Northern Prairie Wildlife Research Center
Mark Willms and Rodney Sayler
Institute for Ecological Studies
Box 8278, Univ. of North Dakota
Grand Forks, North Dakota 58202
Brood hens from Mallard Island traveled significantly further (mean = 4.7 km) to reach brood-rearing wetlands than hens from Lake Audubon (mean = 3.0 km). Mallard broods traveled farther (mean = 5.0 km) than gadwall broods (mean = 2.0 km). Brood hens from Mallard Island required an average of 2.8 days to reach destination wetlands compared to an average 1.9 days for Lake Audubon brood hens. Mallard brood hens often used smaller, shallower, and more vegetation-filled wetlands for brood-rearing than gadwalls when they were available.
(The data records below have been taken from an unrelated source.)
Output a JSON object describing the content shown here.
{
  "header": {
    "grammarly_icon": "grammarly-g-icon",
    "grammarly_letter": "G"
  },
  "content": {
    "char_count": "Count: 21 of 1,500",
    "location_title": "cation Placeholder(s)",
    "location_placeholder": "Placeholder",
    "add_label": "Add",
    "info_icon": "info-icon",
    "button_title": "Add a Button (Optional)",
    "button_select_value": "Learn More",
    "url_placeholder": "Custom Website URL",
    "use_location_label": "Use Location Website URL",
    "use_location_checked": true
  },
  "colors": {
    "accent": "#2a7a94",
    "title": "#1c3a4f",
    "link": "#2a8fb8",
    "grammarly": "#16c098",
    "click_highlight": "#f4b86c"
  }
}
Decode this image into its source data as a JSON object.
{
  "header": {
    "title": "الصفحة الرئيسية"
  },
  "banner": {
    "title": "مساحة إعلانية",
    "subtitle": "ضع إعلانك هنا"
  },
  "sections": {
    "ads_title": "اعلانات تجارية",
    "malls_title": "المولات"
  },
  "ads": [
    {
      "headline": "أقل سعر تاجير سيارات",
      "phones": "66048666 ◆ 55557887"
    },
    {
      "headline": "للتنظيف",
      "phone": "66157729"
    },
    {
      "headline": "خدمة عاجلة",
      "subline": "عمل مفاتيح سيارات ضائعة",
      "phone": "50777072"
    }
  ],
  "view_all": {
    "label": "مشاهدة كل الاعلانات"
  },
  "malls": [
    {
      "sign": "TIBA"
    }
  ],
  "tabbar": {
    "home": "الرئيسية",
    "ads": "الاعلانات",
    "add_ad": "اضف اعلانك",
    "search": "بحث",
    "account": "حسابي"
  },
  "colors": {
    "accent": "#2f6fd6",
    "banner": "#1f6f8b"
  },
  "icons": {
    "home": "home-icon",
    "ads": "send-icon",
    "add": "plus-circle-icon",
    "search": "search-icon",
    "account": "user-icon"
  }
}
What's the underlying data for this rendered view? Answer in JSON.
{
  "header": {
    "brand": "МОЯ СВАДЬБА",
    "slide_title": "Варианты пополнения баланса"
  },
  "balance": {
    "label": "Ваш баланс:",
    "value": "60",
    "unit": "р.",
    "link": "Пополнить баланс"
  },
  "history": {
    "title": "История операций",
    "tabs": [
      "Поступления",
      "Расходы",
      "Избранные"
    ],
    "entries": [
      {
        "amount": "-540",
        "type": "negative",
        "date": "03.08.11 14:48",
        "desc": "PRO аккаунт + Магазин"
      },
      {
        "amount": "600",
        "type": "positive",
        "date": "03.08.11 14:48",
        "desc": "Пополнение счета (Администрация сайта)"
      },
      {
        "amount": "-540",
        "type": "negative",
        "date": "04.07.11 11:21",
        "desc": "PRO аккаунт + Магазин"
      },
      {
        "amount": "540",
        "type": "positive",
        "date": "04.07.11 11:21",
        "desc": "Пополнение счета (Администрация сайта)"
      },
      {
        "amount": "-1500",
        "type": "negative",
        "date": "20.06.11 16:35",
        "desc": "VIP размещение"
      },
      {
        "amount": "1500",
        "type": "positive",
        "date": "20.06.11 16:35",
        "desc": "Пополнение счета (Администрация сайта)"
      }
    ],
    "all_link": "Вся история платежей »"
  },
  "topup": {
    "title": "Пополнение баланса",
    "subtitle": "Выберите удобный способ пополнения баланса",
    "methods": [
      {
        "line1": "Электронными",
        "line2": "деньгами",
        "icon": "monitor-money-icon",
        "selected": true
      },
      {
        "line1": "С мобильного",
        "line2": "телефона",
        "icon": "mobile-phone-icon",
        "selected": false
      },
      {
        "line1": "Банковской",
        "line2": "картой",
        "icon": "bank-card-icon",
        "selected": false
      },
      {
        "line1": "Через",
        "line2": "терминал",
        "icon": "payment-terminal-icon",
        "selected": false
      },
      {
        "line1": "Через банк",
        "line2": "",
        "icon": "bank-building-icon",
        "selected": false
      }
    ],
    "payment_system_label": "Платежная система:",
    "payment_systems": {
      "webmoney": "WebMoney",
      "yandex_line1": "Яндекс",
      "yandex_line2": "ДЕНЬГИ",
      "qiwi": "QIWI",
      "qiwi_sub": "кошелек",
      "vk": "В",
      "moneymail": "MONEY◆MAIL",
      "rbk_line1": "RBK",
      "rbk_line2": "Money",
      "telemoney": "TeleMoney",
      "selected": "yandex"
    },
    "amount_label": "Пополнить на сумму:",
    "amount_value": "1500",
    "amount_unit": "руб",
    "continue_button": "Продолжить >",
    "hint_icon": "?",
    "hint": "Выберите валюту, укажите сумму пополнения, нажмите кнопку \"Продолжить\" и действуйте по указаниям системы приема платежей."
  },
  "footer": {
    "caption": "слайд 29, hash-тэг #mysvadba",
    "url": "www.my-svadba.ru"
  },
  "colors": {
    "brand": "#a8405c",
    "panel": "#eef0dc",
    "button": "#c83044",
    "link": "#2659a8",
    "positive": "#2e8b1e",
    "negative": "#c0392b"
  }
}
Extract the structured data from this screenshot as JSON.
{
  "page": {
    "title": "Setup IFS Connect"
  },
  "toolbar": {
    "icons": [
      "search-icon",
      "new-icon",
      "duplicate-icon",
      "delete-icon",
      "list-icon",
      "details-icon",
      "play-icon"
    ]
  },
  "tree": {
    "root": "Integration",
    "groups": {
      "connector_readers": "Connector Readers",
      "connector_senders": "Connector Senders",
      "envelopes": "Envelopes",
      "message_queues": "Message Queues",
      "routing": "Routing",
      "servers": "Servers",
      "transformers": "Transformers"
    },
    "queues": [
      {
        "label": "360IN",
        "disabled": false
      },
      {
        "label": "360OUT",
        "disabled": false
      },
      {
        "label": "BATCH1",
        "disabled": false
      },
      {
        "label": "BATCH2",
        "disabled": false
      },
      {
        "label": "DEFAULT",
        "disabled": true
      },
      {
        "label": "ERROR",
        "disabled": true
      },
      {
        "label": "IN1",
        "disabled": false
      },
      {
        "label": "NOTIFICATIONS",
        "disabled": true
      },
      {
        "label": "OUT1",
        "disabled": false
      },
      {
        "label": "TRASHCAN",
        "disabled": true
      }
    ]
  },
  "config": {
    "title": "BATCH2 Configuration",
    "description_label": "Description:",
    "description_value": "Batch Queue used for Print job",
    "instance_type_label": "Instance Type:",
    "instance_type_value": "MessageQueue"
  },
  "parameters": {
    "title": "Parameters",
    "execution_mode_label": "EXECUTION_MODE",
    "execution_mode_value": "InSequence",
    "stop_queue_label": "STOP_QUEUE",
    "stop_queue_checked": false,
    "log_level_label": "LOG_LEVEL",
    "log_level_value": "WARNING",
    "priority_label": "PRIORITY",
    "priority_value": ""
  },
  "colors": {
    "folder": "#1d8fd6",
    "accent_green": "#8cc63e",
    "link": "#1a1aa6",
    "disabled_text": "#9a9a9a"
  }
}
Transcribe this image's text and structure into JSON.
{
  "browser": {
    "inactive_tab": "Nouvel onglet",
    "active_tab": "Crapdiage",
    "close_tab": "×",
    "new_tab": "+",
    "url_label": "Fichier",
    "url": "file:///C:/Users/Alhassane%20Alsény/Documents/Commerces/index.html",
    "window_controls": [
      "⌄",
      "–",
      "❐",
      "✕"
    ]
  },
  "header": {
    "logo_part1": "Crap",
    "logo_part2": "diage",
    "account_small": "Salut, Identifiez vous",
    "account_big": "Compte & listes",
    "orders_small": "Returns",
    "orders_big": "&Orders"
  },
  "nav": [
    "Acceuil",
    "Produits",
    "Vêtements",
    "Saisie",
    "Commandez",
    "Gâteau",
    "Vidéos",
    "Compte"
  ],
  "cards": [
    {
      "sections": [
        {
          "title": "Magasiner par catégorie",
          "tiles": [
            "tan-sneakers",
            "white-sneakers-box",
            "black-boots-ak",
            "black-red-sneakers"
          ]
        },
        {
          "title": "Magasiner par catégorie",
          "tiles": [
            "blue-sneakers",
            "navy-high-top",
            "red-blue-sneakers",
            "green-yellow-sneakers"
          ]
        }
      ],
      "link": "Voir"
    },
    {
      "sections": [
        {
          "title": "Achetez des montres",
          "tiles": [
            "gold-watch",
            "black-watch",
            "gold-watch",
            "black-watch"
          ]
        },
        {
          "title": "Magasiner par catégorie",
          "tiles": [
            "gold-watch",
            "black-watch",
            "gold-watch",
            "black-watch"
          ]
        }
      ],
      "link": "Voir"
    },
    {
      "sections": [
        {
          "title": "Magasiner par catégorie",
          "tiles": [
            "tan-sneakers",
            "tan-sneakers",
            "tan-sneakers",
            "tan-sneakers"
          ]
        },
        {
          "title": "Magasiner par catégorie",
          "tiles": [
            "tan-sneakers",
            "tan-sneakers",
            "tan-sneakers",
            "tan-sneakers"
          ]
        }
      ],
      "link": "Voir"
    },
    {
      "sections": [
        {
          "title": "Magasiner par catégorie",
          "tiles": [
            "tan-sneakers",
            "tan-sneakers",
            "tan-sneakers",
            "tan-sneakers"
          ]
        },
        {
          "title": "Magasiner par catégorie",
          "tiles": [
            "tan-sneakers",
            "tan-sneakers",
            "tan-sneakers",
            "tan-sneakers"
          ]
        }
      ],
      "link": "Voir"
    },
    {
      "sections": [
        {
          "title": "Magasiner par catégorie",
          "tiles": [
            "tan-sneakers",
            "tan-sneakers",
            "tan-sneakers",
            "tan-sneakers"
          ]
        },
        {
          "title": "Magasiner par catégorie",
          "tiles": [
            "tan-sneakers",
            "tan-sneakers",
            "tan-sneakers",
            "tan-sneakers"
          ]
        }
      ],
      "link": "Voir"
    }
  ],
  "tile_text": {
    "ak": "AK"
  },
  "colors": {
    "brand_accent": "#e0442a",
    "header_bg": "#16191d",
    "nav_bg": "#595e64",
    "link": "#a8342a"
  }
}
Duckling survival estimates for mallard and gadwall broods combined averaged 12% for birds produced from Mallard Island and 35% for birds from Lake Audubon. About 81% (17/21 from Mallard Island) and 30% (5/15 from Lake Audubon) of the unsuccessful brood hens lost all ducklings while enroute to a wetland. Duckling survival from Mallard Island averaged about 30% (25/83) in 1986 during a year of high water levels in the Garrison Reservoir, but declined to 0% (0/129) in 1987 when the reservoir was low and wide shorelines were exposed.
Our studies suggest that several environmental factors impact duckling survival rates in this large-reservoir environment (not necessarily in order of importance): 1) relatively large post-hatch travel requirements, 2) predation by gulls and mink (Mustela vison), 3) severe weather events during lake crossings, and 4) relatively low quality or productivity of wetlands adjacent to the reservoir. Management actions, such as predator control, wetland construction, and wetland management, are probably warranted to insure at least average productivity rates from large numbers of waterfowl attracted to these reservoir nesting islands.